March 19th, 20th, 21th
“Death must be so beautiful…to have no yesterday, and no tomorrow. To forget time, to forgive life, to be at peace.” Oscar Wilde
In the past few days, I ventured back in time. I visited to another world within Paris, the realm of the great deceased. On March 20th, I went to visit the most famous and most visited cemetery in Paris and in the world, Père Lachaise. Père Lachaise takes its name from the confessor of Louis XIV, Père François de la Chaise. A garden graveyard built on the side of a hill, Père Lachaise is not just any ordinary graveyard, but a city of the dead with its own winding streets named after famous people laid to rest there. Père Lachaise is the place set apart for all Parisiens dead or alive. To be buried Père Lachaise, one has to be either a citizen of Paris, or to have died in Paris. For the living Parisiens, Père Lachaise is their favorite location for a walk (the French really likes promenades in graveyards for some reason).
Given the numerous great spirits laid to rest in this cemetery, I decided to follow the guided tour laid out in Anna Erikssön and Mason Bendewald’s book Meet Me At Père Lachaise. As I walked down the winding roads following the instructions in the book, reading about the life stories of the famous deceased, I felt myself transferred into a much more peaceful world.

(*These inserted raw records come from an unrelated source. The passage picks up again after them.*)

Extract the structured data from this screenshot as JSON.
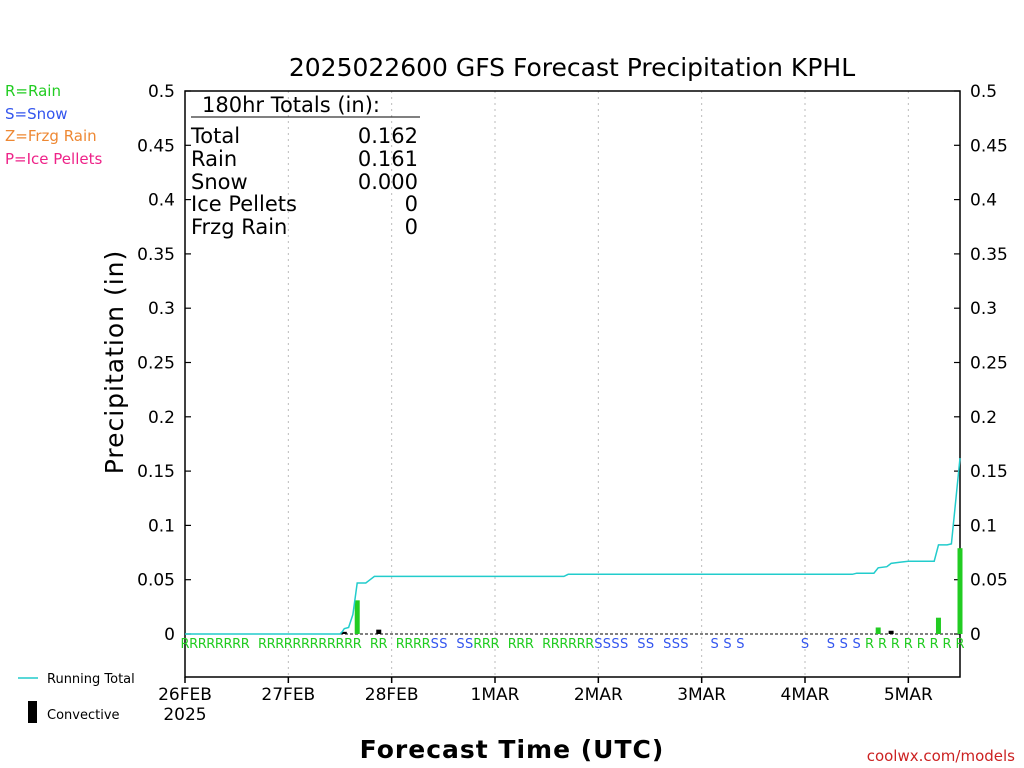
{
  "colors": {
    "rain": "#22cc22",
    "snow": "#3355ee",
    "frzg": "#ee8833",
    "ice": "#ee2288",
    "running_total_line": "#22cccc",
    "credit": "#cc2222",
    "grid": "#bbbbbb"
  },
  "legend_top": {
    "rain": "R=Rain",
    "snow": "S=Snow",
    "frzg": "Z=Frzg Rain",
    "ice": "P=Ice Pellets"
  },
  "legend_bottom": {
    "running_total": "Running Total",
    "convective": "Convective"
  },
  "totals_box": {
    "heading": "180hr Totals (in):",
    "rows": [
      {
        "label": "Total",
        "value": "0.162"
      },
      {
        "label": "Rain",
        "value": "0.161"
      },
      {
        "label": "Snow",
        "value": "0.000"
      },
      {
        "label": "Ice Pellets",
        "value": "0"
      },
      {
        "label": "Frzg Rain",
        "value": "0"
      }
    ]
  },
  "credit": "coolwx.com/models",
  "chart_data": {
    "type": "bar",
    "title": "2025022600 GFS Forecast Precipitation KPHL",
    "xlabel": "Forecast Time (UTC)",
    "ylabel": "Precipitation (in)",
    "ylim": [
      0,
      0.5
    ],
    "yticks": [
      0,
      0.05,
      0.1,
      0.15,
      0.2,
      0.25,
      0.3,
      0.35,
      0.4,
      0.45,
      0.5
    ],
    "ytick_labels": [
      "0",
      "0.05",
      "0.1",
      "0.15",
      "0.2",
      "0.25",
      "0.3",
      "0.35",
      "0.4",
      "0.45",
      "0.5"
    ],
    "xlim_hours": [
      0,
      180
    ],
    "x_ticks": [
      {
        "hour": 0,
        "label": "26FEB",
        "sublabel": "2025"
      },
      {
        "hour": 24,
        "label": "27FEB"
      },
      {
        "hour": 48,
        "label": "28FEB"
      },
      {
        "hour": 72,
        "label": "1MAR"
      },
      {
        "hour": 96,
        "label": "2MAR"
      },
      {
        "hour": 120,
        "label": "3MAR"
      },
      {
        "hour": 144,
        "label": "4MAR"
      },
      {
        "hour": 168,
        "label": "5MAR"
      }
    ],
    "grid": "vertical dotted",
    "series": [
      {
        "name": "Running Total",
        "kind": "line",
        "points": [
          [
            0,
            0
          ],
          [
            36,
            0
          ],
          [
            36.5,
            0.002
          ],
          [
            37,
            0.005
          ],
          [
            38,
            0.006
          ],
          [
            39,
            0.018
          ],
          [
            40,
            0.047
          ],
          [
            42,
            0.047
          ],
          [
            43,
            0.05
          ],
          [
            44,
            0.053
          ],
          [
            56,
            0.053
          ],
          [
            70,
            0.053
          ],
          [
            84,
            0.053
          ],
          [
            88,
            0.053
          ],
          [
            89,
            0.055
          ],
          [
            110,
            0.055
          ],
          [
            140,
            0.055
          ],
          [
            155,
            0.055
          ],
          [
            156,
            0.056
          ],
          [
            160,
            0.056
          ],
          [
            161,
            0.061
          ],
          [
            163,
            0.062
          ],
          [
            164,
            0.065
          ],
          [
            166,
            0.066
          ],
          [
            168,
            0.067
          ],
          [
            172,
            0.067
          ],
          [
            174,
            0.067
          ],
          [
            175,
            0.082
          ],
          [
            177,
            0.082
          ],
          [
            178,
            0.083
          ],
          [
            180,
            0.162
          ]
        ]
      },
      {
        "name": "Convective",
        "kind": "bar",
        "bars": [
          {
            "hour": 37,
            "value": 0.002
          },
          {
            "hour": 40,
            "value": 0.031,
            "ptype": "rain"
          },
          {
            "hour": 45,
            "value": 0.004
          },
          {
            "hour": 161,
            "value": 0.006,
            "ptype": "rain"
          },
          {
            "hour": 164,
            "value": 0.003
          },
          {
            "hour": 175,
            "value": 0.015,
            "ptype": "rain"
          },
          {
            "hour": 180,
            "value": 0.079,
            "ptype": "rain"
          }
        ]
      }
    ],
    "precip_type_markers": [
      {
        "hour": 0,
        "type": "R"
      },
      {
        "hour": 2,
        "type": "R"
      },
      {
        "hour": 4,
        "type": "R"
      },
      {
        "hour": 6,
        "type": "R"
      },
      {
        "hour": 8,
        "type": "R"
      },
      {
        "hour": 10,
        "type": "R"
      },
      {
        "hour": 12,
        "type": "R"
      },
      {
        "hour": 14,
        "type": "R"
      },
      {
        "hour": 18,
        "type": "R"
      },
      {
        "hour": 20,
        "type": "R"
      },
      {
        "hour": 22,
        "type": "R"
      },
      {
        "hour": 24,
        "type": "R"
      },
      {
        "hour": 26,
        "type": "R"
      },
      {
        "hour": 28,
        "type": "R"
      },
      {
        "hour": 30,
        "type": "R"
      },
      {
        "hour": 32,
        "type": "R"
      },
      {
        "hour": 34,
        "type": "R"
      },
      {
        "hour": 36,
        "type": "R"
      },
      {
        "hour": 38,
        "type": "R"
      },
      {
        "hour": 40,
        "type": "R"
      },
      {
        "hour": 44,
        "type": "R"
      },
      {
        "hour": 46,
        "type": "R"
      },
      {
        "hour": 50,
        "type": "R"
      },
      {
        "hour": 52,
        "type": "R"
      },
      {
        "hour": 54,
        "type": "R"
      },
      {
        "hour": 56,
        "type": "R"
      },
      {
        "hour": 58,
        "type": "S"
      },
      {
        "hour": 60,
        "type": "S"
      },
      {
        "hour": 64,
        "type": "S"
      },
      {
        "hour": 66,
        "type": "S"
      },
      {
        "hour": 68,
        "type": "R"
      },
      {
        "hour": 70,
        "type": "R"
      },
      {
        "hour": 72,
        "type": "R"
      },
      {
        "hour": 76,
        "type": "R"
      },
      {
        "hour": 78,
        "type": "R"
      },
      {
        "hour": 80,
        "type": "R"
      },
      {
        "hour": 84,
        "type": "R"
      },
      {
        "hour": 86,
        "type": "R"
      },
      {
        "hour": 88,
        "type": "R"
      },
      {
        "hour": 90,
        "type": "R"
      },
      {
        "hour": 92,
        "type": "R"
      },
      {
        "hour": 94,
        "type": "R"
      },
      {
        "hour": 96,
        "type": "S"
      },
      {
        "hour": 98,
        "type": "S"
      },
      {
        "hour": 100,
        "type": "S"
      },
      {
        "hour": 102,
        "type": "S"
      },
      {
        "hour": 106,
        "type": "S"
      },
      {
        "hour": 108,
        "type": "S"
      },
      {
        "hour": 112,
        "type": "S"
      },
      {
        "hour": 114,
        "type": "S"
      },
      {
        "hour": 116,
        "type": "S"
      },
      {
        "hour": 123,
        "type": "S"
      },
      {
        "hour": 126,
        "type": "S"
      },
      {
        "hour": 129,
        "type": "S"
      },
      {
        "hour": 144,
        "type": "S"
      },
      {
        "hour": 150,
        "type": "S"
      },
      {
        "hour": 153,
        "type": "S"
      },
      {
        "hour": 156,
        "type": "S"
      },
      {
        "hour": 159,
        "type": "R"
      },
      {
        "hour": 162,
        "type": "R"
      },
      {
        "hour": 165,
        "type": "R"
      },
      {
        "hour": 168,
        "type": "R"
      },
      {
        "hour": 171,
        "type": "R"
      },
      {
        "hour": 174,
        "type": "R"
      },
      {
        "hour": 177,
        "type": "R"
      },
      {
        "hour": 180,
        "type": "R"
      }
    ]
  }
}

I felt like if I was quiet enough I can almost Molière and La Fontaine discussing literature or Chopin playing music. I couldn’t help but be filled with great awe and respect for all who has given their lives to making our world as beautiful and rich as it is now.
some of the famous graves at Père Lachaise: Chopin, Abelard and Heloise, Jim Morrison, La Fontaine, Oscar Wilde, Balzac, and Molière.
Earlier on March 19th, I went to Cathédrale Notre-Dame de Paris and Sainte-Chapelle on the île de la Cité.
Notre-Dame de Paris
Finally, today I visited the Musée Jacquemart-André in the Belle-Epoch bourgeois townhouse of the art collector Edouard André and artist Nélie Jacquemart designed by famous architect Henri Parent. This museum is also one of my favorite smaller museums. Not only does it boast of a great collection of paintings, sculptures, artifacts, and decorative art collected by the couple through their travels around Europe and the world, the architecture of the house itself can be considered a masterpiece (in fact, I liked this townhouse better than Palais du Versailles, which is a little bit too ornamented for my taste). I was struck with awe by the amazing work the couple has done for the art collections in France, both acquiring important paintings themselves and helping French museums with their fund and donations. At the same time, I can’t help but admire at the design of the spiraling staircase positioned in one side of the house, the retractable walls of the reception room, and the exquisite winter garden.
Finally, I had the luck to enjoy the temporary exhibit of female French-American impressionist artist Mary Cassatt. She was a great friend of Edgar Degas, an important member of the impressionist movement, and spent part of her childhood in the Philadelphia area in Pennsylvania. She was a great advocate for presentation of women in paintings and particularly enjoyed depicting the subject of maternity and the tender relationship between mother and child.